Medical Coding: Switching from ICD-9 to ICD-10
Part of the Medical Billing & Coding For Dummies Cheat Sheet
The International Classification of Diseases (ICD) is a list of medical classifications used in medical coding. ICD-9 has been used in the United States since 1979, but ICD-10 is coming, ready or not. ICD-10 will result in more specific data, which in turn will assist the World Health Organization (WHO) in its efforts to identify viral mutations and other health threats. Currently, healthcare providers worldwide are obligated to be ICD-10 ready by October 2014. This gargantuan task is being implemented in phases:
Phase 1: Develop an implementation plan and identify potential impact on various office operations
Phase 2: Implement preparation, working with software vendors and clearinghouses to ensure compatibility
Phase 3: Go live with the 5010 platform in preparation for ICD-10 file transfer
Phase 4: Address and correct deficiencies identified in Phase 3
Educators and companies that publish coding materials have been working for several years to prepare coders for the transition. The AAPC and AHIMA, the two main credentialing organizations for billers and coders, have sponsored and will continue to sponsor workshops to assist coders in this process. Be sure to check these workshops out. Both organizations will also implement an ICD-10 certification testing process.

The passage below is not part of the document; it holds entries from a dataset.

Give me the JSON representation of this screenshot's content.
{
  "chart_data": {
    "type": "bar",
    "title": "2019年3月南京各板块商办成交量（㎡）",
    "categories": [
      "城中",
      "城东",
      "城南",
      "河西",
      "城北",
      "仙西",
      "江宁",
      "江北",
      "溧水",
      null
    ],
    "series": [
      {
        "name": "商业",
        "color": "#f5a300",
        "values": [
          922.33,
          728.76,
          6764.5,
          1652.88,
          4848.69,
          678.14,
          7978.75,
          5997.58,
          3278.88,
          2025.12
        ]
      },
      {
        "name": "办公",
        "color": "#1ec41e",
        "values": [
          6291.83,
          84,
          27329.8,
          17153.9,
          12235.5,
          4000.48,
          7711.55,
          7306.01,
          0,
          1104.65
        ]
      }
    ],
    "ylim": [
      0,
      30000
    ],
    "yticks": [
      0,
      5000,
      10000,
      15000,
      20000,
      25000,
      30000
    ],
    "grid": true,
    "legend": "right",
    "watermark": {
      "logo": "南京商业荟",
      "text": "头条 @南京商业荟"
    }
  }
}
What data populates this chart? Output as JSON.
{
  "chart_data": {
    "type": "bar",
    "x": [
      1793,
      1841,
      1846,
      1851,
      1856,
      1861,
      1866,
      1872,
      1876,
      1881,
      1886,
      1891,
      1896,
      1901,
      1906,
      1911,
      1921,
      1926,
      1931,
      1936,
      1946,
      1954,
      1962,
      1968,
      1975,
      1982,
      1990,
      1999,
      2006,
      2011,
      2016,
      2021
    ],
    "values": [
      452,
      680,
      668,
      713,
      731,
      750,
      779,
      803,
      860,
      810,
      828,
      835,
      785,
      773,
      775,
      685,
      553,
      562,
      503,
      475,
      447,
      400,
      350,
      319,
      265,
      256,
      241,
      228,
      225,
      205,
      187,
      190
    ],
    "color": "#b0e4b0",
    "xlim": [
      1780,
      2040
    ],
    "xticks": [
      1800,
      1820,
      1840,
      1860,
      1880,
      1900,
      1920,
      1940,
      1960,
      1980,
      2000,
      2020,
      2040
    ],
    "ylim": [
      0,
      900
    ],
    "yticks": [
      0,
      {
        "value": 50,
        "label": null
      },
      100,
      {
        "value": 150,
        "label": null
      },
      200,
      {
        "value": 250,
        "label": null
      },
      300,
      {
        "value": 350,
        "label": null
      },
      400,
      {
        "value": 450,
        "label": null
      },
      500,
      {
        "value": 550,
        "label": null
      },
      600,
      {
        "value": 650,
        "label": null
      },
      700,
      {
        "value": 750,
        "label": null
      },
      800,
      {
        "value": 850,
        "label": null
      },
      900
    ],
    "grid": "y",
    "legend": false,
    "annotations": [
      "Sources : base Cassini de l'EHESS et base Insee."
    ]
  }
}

Following are some steps you (or your office) can take to prepare for the big switch:
Prepare a report that lists, in order of frequency, currently used ICD-9 codes; then find the ICD-10 codes slated to replace them.
Several online tools, or cross coding translators, map ICD-9 codes to ICD-10 codes. (The AAPC has an ICD-10 code translator and so does Medicare.) This task can help you identifying the ICD-10 codes that your provider will use the most.
After you identify the ICD-10 codes that will soon be part of the daily routine, make the practitioner aware of the specific documentation that is missing from current patient records.
If your office will continue to use super-bills, this process helps identify which codes should be listed on the form.
Work with the billing software vendor to make sure that the ICD-10 codes that are likely to be used immediately upon transition are programmed into the software.
If not, you can make them aware of the codes your billing software will need to accommodate. Doing so ahead of time will help you minimize delays during the early days (or weeks or months) of the actual transition to ICD-10.